I love the funnies. I’ve loved them since childhood. My dad would sit me on his lap on his one day off and read the Sunday funnies to me. All the funnies weren’t funny of course. There were adventure series’, police stories, and war-based comic strips as well. I’m happy to say I haven’t outgrown the funnies and I can now read my favorites daily on the Web.
Sometimes the one-panel comics seem to be talking to me about something in my life and I’ll copy it to post on Facebook. If I see a strip that reminds me of a family member or a friend, I’ll insert it in an Email and hope the recipient appreciates my sense of humor. An example is this one:
I spend a lot of my time writing. Sometimes I get a great idea while I’m jogging on the highway. By the time I get home I can’t even remember the subject. Other times I’m typing as fast as I can and Margarita will start talking from the other room. I’ll block her voice momentarily, but suddenly she’ll be behind me with her head on mine and there and my train of thought gets derailed.
There are strips that make me think of my life here in El Salvador. I’ve noted often that it’s different here. So when I read “Pooch Cafe”, a strip with anthropomorphic animals and their people whose level of critical thinking and reasoning are at odds with one another, I relate to similar situations between members of my church or my family and me.

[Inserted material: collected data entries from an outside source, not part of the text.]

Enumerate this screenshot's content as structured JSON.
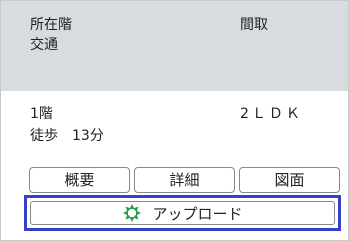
{
  "header": {
    "col1_line1": "所在階",
    "col1_line2": "交通",
    "col2": "間取"
  },
  "details": {
    "floor": "1階",
    "access": "徒歩　13分",
    "layout": "2ＬＤＫ"
  },
  "buttons": {
    "overview": "概要",
    "detail": "詳細",
    "floor_plan": "図面",
    "upload": "アップロード"
  },
  "colors": {
    "header_bg": "#d8dbe0",
    "focus_border": "#3640c8",
    "upload_icon": "#2a9d4a"
  },
  "icons": {
    "upload": "loading-spinner-icon"
  }
}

So the funnies not only serve to entertain me in my second childhood, but I get to share them with and poke a little fun at others. It’s what I do.
As the campaign for president in the U.S. heats up with its fantasy facts, name-calling, and downright foolishness, it’s the comics who seem to editorialize a bit and put American politics in a spotlight that aims to point out the folly, the bigotry, and the egocentricity of our candidates. It beats bombing campaign offices, shooting donkeys and elephants, or having to face off with the National Guard at your local park or town square.
Keep the jokes coming, I say. We’ll hear lots at the major conventions this fall.